【发布时间】:2018-07-14 22:46:45
【问题描述】:
我需要匹配 pandas 文本列中的 EXACT 子字符串。但是,当该数据框文本列有重复条目时,我得到: ValueError: cannot reindex from a duplicate axis。
我查看了以下帖子以确定如何查询行,但主要是关于 匹配整个条目而不是子字符串。 Select rows from a DataFrame based on values in a column in pandas
以下帖子展示了如何使用正则表达式模式查找子字符串,这正是我需要查找正则表达式单词边界和 我在下面使用的内容。 How to filter rows containing a string pattern from a Pandas dataframe
我能够从上面的第二个 SO 帖子中获取代码,除非我的代码中有重复项 评论栏。请注意,下面的 debug.txt 文件中的条目 600 和 700 是骗人的,这很好。这些骗子是预料之中的,那么我该如何容纳它们呢?
数据文件“debug.txt”,因此数据框有 2 个唯一列,所以这不是数据框问题,每个帖子都有重复的列名: 来源:ValueError: cannot reindex from a duplicate axis using isin with pandas
--debug.txt -----
PKey, Comments
100,Bad damaged product need refund.
200,second item
300,a third item goes here
400,Outlier text
500,second item
600,item
700,item
我的代码如下。您可以提供解决上述 ValueError 的任何帮助,我们将不胜感激。
import re
import pandas as pd
# Define params used below
fileHeader = True
dictB = {}
inputFile = open("debug.txt", 'r')
if fileHeader == True:
inputFile.readline()
for line in inputFile:
inputText = line.split(",")
primaryKey = inputText[0]
inputTexttoAnalyze = inputText[1]
# Clean inputTexttoAnalyze and do other things...
# NOTE: Very inefficient to add 1 row at a time to a Pandas DF.
# They suggest combining the data in some other variable (like my dictionary)
# then copy it to the DF.
# Source: https://stackoverflow.com/questions/10715965/add-one-row-in-a-pandas-dataframe
dictB[primaryKey] = inputTexttoAnalyze
inputFile.close()
# Below is a List of words that must produce an EXACT match to a *substring* within
# the data frame Comments column.
findList = ["damaged product", "item"]
print("\nResults should ONLY have", findList, "\n")
dfB = pd.DataFrame.from_dict(dictB, orient='index').reset_index()

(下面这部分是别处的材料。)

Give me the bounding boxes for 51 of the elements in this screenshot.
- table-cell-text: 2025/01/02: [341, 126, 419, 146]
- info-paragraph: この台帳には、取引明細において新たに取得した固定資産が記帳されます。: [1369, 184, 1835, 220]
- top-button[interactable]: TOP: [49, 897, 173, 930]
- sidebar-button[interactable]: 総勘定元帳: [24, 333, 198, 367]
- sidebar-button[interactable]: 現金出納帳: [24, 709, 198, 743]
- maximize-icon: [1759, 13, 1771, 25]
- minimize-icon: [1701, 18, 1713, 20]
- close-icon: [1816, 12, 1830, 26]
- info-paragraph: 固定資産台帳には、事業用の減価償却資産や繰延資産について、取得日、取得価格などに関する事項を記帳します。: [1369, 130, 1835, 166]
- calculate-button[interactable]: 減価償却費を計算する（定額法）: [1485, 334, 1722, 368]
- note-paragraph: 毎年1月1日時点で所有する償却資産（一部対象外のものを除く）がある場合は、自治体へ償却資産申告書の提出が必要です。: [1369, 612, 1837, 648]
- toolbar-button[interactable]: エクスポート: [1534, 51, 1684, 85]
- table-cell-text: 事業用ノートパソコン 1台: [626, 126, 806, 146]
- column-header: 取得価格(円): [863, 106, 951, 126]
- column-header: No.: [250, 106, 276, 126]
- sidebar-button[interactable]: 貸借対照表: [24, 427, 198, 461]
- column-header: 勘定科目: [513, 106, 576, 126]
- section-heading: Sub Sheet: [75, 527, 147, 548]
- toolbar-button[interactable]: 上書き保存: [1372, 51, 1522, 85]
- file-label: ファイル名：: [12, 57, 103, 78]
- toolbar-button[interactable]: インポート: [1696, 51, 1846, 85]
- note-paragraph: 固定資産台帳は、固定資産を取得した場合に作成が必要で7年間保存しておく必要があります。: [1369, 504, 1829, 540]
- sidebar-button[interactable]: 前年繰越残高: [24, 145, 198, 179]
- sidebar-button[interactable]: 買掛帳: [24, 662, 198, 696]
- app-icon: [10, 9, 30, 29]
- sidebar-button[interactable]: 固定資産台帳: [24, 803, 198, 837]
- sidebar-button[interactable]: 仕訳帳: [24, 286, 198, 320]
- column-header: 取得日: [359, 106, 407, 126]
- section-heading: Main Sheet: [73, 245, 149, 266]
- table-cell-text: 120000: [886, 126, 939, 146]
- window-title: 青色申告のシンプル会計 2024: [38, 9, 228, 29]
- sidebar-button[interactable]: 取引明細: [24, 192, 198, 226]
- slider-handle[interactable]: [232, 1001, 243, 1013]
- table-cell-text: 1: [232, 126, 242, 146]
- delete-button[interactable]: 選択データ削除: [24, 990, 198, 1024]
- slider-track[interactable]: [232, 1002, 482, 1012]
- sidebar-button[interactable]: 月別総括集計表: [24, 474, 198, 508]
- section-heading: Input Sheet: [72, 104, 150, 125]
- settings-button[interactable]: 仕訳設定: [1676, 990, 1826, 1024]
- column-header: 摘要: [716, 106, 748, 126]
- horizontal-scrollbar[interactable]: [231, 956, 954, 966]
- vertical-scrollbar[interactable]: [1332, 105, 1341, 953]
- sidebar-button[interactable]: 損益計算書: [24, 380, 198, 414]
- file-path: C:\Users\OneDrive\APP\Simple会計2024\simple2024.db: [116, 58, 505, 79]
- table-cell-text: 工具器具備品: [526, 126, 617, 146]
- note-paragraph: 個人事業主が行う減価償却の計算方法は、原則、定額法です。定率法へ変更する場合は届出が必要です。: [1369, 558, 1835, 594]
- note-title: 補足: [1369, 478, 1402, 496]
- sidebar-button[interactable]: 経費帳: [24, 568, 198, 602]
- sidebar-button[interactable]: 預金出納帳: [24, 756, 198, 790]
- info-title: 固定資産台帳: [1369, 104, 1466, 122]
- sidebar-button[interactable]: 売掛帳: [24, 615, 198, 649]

dfB.rename(columns={'index': 'PKey', 0: 'Comments'}, inplace=True)
for entry in findList:
rgx = '({})'.format("".join(r'(\b%s\b)' % entry))
# The following line gives the error: ValueError: cannot reindex from a duplicate axis.
# I DO have expected duplicate values in my input file.
resultDFb = dfB.set_index('Comments').filter(regex=rgx, axis=0)
for key in resultDFb['PKey']:
print(entry, key)
# This SO post says to run .index.duplicated() to see duplicated results, but I # don't see any, which is odd since there ARE duplicate results.
# https://stackoverflow.com/questions/38250626/valueerror-cannot-reindex-from-a-duplicate-axis-pandas
print(dfB.index.duplicated())
【问题讨论】:
-
错误原因很可能与重复的索引项有关。即您设置为索引的列 Comments 有重复项。因此错误。我会说当索引(列或索引键)保证是唯一的时,可以安全地使用过滤器。否则。 df[series.str.contains(pattern)] 是更安全的选择
-
下面的代码给了我我需要的结果,但是我也很好奇你的建议。我试图在上面的代码中将它应用到我的数据框 --> dfB[series.str.contains(pattern)] 但收到错误“NameError: name 'series' is not defined”。 “系列”有什么内容?